With Ware episode, CFL is living down to its image


January 29, 1995|By KEN MURRAY

It was a little-noted and seemingly inconsequential transaction this off-season that perhaps best illuminated the minor-league image of the Canadian Football League.

On Jan. 16, the near-destitute Ottawa Rough Riders attempted to waive 1989 Heisman Trophy winner Andre Ware so they would spared his 1995 salary (an estimated $145,000) and would allow the quarterback to join the NFL expansion Jacksonville Jaguars.

Ware likely will turn up with the Jaguars, but his release from the CFL represents what's wrong with the league. It is filled with bizarre twists.

First, the Winnipeg Blue Bombers, wanting to get in on any payoff by Jacksonville, claimed Ware. Ottawa promptly pulled Ware off waivers.

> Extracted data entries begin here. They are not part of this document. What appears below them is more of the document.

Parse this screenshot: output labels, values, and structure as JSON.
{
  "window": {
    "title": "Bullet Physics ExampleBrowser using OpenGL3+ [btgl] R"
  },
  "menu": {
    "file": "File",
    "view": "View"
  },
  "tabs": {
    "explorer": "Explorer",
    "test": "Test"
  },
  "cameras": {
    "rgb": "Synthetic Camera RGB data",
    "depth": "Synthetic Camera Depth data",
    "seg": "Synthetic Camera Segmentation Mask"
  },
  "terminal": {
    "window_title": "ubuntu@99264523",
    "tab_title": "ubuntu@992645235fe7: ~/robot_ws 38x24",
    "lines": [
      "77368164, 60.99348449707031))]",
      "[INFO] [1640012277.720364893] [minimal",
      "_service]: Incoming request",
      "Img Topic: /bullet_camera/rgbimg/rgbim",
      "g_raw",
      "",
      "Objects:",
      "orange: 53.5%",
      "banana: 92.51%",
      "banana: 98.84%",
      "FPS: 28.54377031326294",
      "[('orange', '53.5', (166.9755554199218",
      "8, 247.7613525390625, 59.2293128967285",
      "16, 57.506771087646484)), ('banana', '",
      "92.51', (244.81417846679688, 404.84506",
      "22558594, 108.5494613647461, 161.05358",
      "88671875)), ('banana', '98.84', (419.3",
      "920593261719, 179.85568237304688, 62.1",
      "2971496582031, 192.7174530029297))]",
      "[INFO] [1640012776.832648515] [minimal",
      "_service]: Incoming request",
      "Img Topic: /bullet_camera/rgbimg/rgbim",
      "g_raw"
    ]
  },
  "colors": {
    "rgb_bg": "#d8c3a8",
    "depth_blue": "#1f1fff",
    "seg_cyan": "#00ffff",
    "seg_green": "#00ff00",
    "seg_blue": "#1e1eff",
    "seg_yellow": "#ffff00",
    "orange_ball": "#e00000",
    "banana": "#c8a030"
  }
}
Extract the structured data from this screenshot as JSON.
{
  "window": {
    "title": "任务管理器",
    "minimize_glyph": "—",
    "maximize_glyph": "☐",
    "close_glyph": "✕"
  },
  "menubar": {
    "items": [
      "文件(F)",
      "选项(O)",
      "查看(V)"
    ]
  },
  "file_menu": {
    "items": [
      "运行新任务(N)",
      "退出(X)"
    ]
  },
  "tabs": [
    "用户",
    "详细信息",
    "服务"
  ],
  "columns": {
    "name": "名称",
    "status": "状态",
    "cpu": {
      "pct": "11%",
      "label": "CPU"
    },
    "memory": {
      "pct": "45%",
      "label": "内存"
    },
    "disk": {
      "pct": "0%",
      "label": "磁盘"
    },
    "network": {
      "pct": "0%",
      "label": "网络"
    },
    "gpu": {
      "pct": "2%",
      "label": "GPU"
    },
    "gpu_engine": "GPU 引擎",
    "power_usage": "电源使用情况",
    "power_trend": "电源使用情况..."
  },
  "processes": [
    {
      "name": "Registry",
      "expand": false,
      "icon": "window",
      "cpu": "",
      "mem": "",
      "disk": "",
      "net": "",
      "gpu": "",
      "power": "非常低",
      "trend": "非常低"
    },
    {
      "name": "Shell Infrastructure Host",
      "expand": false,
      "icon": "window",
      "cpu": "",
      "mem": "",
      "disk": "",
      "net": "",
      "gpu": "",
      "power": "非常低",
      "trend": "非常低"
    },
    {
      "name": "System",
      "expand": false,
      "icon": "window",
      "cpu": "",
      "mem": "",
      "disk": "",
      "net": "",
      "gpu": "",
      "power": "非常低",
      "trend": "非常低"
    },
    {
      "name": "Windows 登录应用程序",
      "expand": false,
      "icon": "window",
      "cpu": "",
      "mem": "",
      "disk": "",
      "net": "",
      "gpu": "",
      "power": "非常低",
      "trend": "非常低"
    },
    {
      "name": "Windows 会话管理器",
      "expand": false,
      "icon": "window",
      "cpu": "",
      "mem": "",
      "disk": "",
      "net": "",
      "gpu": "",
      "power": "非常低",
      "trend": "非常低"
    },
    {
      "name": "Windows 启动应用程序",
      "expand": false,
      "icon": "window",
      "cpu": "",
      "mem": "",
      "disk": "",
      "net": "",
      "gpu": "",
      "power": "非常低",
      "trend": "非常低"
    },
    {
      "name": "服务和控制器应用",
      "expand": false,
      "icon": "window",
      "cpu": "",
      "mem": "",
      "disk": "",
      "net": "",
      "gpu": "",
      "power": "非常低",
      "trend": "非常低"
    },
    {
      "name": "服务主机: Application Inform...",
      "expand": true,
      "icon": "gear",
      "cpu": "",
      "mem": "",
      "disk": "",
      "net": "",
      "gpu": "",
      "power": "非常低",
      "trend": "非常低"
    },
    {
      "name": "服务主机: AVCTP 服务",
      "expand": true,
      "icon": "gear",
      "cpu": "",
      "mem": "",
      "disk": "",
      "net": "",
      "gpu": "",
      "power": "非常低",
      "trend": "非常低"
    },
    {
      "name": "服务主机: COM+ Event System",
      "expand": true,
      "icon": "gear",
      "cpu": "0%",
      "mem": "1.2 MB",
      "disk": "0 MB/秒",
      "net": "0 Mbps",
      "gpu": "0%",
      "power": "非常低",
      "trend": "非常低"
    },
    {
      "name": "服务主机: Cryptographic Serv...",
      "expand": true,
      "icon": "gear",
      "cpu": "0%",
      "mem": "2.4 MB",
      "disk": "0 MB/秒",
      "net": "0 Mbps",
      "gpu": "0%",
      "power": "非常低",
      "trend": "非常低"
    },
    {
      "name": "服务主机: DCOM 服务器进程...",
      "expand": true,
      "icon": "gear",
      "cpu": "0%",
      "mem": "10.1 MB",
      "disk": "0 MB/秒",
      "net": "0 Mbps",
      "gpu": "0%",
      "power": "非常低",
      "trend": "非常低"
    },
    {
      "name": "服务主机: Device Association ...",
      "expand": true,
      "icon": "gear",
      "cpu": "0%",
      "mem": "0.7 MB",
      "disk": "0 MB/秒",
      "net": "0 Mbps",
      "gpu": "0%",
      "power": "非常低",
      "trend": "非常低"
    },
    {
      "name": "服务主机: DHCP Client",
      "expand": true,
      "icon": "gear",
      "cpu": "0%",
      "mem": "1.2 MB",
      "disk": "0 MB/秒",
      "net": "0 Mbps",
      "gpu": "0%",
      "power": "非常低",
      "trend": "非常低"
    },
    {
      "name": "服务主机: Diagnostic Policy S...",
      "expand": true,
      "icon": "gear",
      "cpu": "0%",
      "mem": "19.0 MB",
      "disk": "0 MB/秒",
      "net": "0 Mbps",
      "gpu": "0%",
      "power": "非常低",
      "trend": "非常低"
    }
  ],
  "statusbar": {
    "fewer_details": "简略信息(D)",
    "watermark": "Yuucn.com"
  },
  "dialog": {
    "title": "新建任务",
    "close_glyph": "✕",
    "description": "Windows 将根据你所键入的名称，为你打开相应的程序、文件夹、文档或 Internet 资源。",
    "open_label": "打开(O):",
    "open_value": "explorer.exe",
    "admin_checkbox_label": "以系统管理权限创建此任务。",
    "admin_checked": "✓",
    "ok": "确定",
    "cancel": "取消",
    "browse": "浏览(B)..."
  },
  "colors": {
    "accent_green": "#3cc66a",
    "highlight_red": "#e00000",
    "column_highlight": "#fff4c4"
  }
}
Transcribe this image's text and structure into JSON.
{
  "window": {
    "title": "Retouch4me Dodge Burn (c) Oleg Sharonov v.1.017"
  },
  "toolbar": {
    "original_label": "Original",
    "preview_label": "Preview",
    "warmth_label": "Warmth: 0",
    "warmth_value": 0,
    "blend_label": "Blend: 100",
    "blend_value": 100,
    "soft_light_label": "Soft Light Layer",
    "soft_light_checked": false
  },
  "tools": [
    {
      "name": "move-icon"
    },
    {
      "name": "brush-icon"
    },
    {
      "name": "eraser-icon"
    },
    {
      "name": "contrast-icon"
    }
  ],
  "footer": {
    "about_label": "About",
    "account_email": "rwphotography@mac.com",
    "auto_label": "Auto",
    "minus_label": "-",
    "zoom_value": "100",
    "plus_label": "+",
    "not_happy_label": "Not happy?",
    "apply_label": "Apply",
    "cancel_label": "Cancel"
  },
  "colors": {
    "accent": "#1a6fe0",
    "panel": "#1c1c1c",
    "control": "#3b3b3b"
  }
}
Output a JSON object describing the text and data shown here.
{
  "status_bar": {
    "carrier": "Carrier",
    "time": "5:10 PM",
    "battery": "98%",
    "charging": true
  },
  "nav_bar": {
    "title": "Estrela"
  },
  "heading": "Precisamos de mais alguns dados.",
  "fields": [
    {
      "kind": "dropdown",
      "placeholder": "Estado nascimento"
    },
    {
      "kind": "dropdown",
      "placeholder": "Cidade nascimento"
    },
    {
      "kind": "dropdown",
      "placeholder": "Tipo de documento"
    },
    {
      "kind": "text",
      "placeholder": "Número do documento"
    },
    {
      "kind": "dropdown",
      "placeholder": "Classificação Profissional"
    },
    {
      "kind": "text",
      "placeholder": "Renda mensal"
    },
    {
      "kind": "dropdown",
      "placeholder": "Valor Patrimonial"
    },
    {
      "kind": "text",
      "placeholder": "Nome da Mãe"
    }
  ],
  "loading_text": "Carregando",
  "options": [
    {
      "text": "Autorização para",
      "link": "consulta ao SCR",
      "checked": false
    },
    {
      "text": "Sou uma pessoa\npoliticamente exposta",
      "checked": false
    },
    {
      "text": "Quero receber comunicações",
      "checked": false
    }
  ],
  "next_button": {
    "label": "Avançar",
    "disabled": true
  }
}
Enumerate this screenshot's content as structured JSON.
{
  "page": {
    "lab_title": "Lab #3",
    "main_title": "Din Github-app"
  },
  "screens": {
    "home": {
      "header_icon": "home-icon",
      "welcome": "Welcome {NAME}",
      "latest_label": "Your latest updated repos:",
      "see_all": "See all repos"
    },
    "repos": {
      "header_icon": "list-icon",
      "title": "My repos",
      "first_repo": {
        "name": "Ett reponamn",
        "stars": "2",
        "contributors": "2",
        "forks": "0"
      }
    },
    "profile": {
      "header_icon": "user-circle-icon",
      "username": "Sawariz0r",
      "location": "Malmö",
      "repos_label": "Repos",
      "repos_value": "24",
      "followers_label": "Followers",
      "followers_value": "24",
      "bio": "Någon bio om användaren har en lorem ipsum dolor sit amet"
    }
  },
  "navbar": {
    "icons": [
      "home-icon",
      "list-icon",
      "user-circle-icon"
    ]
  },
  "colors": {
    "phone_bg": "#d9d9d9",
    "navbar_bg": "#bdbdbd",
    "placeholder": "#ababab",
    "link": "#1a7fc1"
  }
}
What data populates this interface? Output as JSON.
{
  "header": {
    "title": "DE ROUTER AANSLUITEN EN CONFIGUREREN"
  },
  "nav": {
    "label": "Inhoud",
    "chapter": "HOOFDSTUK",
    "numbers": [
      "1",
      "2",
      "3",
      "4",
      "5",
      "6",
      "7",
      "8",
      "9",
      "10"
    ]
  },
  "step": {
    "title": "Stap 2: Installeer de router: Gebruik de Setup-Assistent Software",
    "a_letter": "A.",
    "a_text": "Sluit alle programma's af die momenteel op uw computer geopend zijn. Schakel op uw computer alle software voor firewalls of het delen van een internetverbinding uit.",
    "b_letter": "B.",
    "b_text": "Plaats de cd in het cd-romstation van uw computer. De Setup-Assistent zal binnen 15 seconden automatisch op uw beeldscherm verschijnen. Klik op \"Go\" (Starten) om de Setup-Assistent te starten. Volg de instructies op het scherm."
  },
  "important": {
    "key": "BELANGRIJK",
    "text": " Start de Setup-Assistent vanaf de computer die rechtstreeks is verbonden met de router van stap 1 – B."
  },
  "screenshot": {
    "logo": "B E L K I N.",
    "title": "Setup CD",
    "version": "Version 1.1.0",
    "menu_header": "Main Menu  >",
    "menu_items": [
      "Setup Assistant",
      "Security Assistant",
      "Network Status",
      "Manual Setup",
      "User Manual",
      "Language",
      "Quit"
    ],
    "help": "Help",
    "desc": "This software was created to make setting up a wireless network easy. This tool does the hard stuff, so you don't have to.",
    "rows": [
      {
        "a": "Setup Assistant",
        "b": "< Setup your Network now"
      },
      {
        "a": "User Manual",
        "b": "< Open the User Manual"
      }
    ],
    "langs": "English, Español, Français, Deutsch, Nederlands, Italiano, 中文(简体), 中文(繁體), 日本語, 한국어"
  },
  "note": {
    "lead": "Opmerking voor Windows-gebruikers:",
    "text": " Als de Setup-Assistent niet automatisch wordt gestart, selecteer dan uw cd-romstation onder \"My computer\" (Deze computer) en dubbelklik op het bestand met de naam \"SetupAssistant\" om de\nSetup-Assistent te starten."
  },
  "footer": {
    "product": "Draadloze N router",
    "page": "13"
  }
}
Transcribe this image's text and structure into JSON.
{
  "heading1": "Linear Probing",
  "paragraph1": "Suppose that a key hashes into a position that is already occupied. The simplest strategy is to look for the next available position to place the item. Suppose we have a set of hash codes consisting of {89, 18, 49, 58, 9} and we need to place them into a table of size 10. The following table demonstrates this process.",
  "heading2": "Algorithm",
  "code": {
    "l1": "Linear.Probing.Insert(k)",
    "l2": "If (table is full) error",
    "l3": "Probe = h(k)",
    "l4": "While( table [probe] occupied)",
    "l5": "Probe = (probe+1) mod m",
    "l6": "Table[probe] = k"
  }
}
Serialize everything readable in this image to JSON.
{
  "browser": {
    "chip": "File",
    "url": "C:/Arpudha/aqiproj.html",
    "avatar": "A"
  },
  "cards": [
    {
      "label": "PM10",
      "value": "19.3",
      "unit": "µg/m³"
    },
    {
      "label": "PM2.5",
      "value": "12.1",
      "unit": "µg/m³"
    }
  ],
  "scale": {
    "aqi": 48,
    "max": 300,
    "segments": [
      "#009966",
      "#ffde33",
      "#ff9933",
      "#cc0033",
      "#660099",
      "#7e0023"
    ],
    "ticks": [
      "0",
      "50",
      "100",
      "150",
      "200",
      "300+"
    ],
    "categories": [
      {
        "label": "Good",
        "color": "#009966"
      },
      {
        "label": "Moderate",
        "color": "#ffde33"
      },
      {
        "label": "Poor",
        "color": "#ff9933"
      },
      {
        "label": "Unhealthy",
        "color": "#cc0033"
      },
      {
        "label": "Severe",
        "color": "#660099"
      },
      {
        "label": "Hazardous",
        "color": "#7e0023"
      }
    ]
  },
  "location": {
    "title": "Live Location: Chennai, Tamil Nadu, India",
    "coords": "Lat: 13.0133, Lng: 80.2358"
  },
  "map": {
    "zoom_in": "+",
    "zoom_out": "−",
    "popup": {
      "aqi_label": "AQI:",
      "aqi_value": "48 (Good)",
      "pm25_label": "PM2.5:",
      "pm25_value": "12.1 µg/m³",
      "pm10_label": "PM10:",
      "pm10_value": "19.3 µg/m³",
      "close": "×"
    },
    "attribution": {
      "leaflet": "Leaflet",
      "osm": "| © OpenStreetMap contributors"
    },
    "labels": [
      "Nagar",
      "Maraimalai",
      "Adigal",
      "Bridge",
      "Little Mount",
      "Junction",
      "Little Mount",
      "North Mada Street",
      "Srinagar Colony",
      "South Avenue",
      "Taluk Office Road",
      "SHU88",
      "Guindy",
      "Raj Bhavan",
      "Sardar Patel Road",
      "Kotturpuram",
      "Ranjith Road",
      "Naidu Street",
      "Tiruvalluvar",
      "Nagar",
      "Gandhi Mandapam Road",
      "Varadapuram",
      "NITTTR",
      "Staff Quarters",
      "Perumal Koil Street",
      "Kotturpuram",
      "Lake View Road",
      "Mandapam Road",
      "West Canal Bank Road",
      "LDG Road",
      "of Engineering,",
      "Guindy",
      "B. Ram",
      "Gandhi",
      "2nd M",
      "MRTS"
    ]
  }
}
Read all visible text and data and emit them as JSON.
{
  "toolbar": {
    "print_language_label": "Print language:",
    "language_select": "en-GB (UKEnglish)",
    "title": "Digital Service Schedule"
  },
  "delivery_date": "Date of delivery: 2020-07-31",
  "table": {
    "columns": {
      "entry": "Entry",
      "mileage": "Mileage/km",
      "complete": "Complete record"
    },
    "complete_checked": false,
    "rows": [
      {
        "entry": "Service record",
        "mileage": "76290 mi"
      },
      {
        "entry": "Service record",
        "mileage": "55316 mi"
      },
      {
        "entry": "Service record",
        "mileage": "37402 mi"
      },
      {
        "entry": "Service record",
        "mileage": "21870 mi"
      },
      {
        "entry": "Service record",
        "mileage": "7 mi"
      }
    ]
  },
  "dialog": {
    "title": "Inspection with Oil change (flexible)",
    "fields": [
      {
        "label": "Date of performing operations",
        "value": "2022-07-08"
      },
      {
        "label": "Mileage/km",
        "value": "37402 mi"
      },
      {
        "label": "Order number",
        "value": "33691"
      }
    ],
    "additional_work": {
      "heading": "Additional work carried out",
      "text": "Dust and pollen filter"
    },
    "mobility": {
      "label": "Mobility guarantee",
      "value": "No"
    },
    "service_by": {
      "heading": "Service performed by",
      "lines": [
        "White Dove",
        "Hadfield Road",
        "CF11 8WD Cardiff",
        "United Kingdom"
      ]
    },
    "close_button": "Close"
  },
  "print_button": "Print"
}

Then, with help from Ware's agent, Leigh Steinberg, Ottawa traded his contract to the Sacramento Gold Miners. Reportedly, Ottawa and Sacramento have an agreement in which the Gold Miners redo Ware's contract -- making it unattractive to Winnipeg -- and then release him.

Somewhere down the line, Sacramento gets compensated for helping, and everybody except Winnipeg is happy -- the Blue Bombers need a quarterback badly.

Of course, no one in the league wants to talk about the deal. The story broke in Ottawa, and when Sacramento coach Kay Stephenson was asked about it, he declined to comment, except to say that the Riders should be fined for discussing details.

At the moment, Ware is on waivers again, the Jaguars are on hold, and the CFL's reputation for doing whatever it takes to turn a quick buck is intact.

An issue of control

When the Toronto Argos picked 36-year-old Mike Faragalli last week as their fifth head coach in the past six years, the surprise choice raised more than eyebrows. It raised suspicion that general manager Bob O'Billovich, who reluctantly relinquished his coaching job Dec. 14, did not want to relinquish any of his control.

Faragalli, the son of longtime CFL coach Joe Faragalli, has coached 14 years -- none of them as top man. For the past four years, he was offensive coordinator at that NCAA juggernaut Bowling Green.

In winning the job, he beat out John Hufnagel and Joe Paopao, offensive coordinators at Calgary and Edmonton, respectively. Hufnagel wanted more control than O'Billovich was willing to surrender.

"The way I look at it, I'll be coaching Doug Flutie again, and that's not too bad," Hufnagel said.

Another slice of life

On his recent two-week trip to the Middle East, Baltimore coach Don Matthews and his wife, Maureen, visited religious centers for the Christian, Jewish and Islamic faiths. Although not xTC a religious person, Matthews said he gained an appreciation for all three religions during the tour.

"You can't go into those places without feeling the spiritual effect of it," he said.

He also took in the pyramids and visited the Sphinx. In Cairo, a city of 17 million people, he watched with fascination as traffic descended on intersections without stoplights.

"I saw a girl with 50 loaves of bread balanced on her head ride a bike through there," he said. "It was a humbling experience to see other people's struggles for life."

High CBA stakes

The CFL's collective bargaining agreement expires in June, but unlike labor talks in baseball and hockey, don't expect a lot of public posturing. Both sides are painfully aware of what's at stake.

"Any stoppage -- a lockout or a strike -- is going to end the CFL," said CFLPA president Dan Ferrone. "I don't think the stability is there for the CFL to have a work stoppage."

Said Ottawa president Phil Kershaw, "If the league tries to get in an acrimonious debate, we will have a serious problem."

Ferrone said he would be willing to extend the current deal, with some fine-tuning. Kershaw expects the major stumbling block to be the import quota that limits Canadian teams to 17 Americans. "That's where the rubber hits the road," he said.


The B.C. Lions, who are negotiating to keep free-agent quarterback Danny McManus, have dangled veteran Kent Austin front of Memphis. . . . Although Shreveport is expected to land free-agent quarterback Matt Dunigan, the Pirates have claimed negotiating rights to veteran free agent Bobby Hebert just in case. . . . Remarkably, there were seven media members who failed to give Matthews a first- or second-place vote as Coach of the Year. . . . When Flutie reached a five-year deal with the Calgary Stampeders, it marked the first time in his career he signed twice with the same team. His career spans the New Jersey Generals, Chicago Bears, New England Patriots, B.C. Lions and the Stampeders.